La conversation se poursuit : j’essaye de dire que c’est important d’aller à l’école. Mais d’autres raisons apparaissent : « J’ai honte » me dit l’aînée, en baissant la tête. D’ailleurs elle porte sa tête constamment ainsi. Elle me dit aussi : « A l’école j’écoute, mais après dans ma tête, j’entends les soucis et je ne retiens plus mes devoirs. Mais les maths, j’aime bien » Elle traduit tous les échanges entre la maman et moi. La seconde me dit : « Je n’ai pas la liste » (des affaires scolaires) J’entends ensuite : « Je n’ai pas de cahiers, de stylos ». Et la maman, avec ses quelques mots en français: « Je n’ai plus d’argent, pas d’amis, personne ne m’aide, l’AS ne s’occupe plus de nous. Le gaz était coupé durant trois mois, puis on l’avait un mois et de nouveau deux mois – pas…. »

Que faire ?
Je pense que l’urgence est, que ces petites puissent retrouver le chemin de l’école. Je propose donc à l’aînée :
– « Si maman est d’accord, je t’emmène à l’école et on va parler avec la maîtresse, elle est là-bas, sans élèves puisque nous sommes mercredi. »
– « Pas sans maman ! »
– « Bien sûr maman peut venir avec nous. Et tes sœurs aussi. »
Elles parlent entre elles et voilà qu’elles se préparent, en un clin d’œil, et je pars avec les trois petites, la maman reste à la maison.
Nous arrivons à l’école, il faut sonner car la porte d’entrée est fermée. Madame F, ainsi qu’une autre collègue nous accueillent. L’accueil est très chaleureux, madame F leur dit combien elles manquaient, qu’on les attendait. Nous nous asseyons près d’une table sur laquelle était posé tout le matériel pédagogique que préparait l’enseignante.
– « Vous voyez, la maîtresse travaille pour préparer les cours, là, tout est calme, ce n’est pas la même chose quand tous les élèves entrent dans la classe ! »
Les fillettes arrivent à parler. L’aînée dit les soucis de la maman. L’enseignante les rassure sur le matériel et elle leur propose de les prendre en voiture demain matin.
– « A quelle heure je vous prends ? »
– « On sort toujours à 7h30 (elles doivent marcher 1 km environ, donc elles sortent de la maison une demi-heure auparavant) »
– « OK, à 7h30 devant l’abri-bus. »
Je les ramène devant leur immeuble et je leur dis que je passerai le lendemain après la classe.

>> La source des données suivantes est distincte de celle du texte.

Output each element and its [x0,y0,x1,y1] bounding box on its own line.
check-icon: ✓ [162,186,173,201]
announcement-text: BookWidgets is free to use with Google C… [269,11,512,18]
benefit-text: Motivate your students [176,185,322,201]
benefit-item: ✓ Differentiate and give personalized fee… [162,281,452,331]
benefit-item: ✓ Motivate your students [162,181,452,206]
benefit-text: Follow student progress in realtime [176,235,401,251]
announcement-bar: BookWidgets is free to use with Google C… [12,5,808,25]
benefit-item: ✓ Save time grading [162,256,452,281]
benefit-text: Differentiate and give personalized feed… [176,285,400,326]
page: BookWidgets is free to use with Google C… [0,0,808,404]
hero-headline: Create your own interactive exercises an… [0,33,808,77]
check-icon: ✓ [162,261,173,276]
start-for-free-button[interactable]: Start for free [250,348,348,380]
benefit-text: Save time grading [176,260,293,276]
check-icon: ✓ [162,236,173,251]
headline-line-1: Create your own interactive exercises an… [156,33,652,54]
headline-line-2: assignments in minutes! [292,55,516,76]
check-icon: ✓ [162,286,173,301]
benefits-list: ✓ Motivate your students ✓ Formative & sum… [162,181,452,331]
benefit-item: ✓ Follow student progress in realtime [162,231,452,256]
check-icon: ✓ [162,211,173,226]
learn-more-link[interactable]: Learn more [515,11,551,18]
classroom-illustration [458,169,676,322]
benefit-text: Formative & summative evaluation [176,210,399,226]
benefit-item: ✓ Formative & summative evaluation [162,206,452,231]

Jeudi, 17h : dans la salle de séjour, une autre ambiance : des cahiers sont à même le sol, trois petites filles souriantes, l’une d’elles recopie une poésie, à genoux devant la table basse, son écriture est fine, une autre arrange un protège-cahier, la plus jeune se love sur les genoux de sa maman qui l’embrasse tendrement. Tout le monde sourit.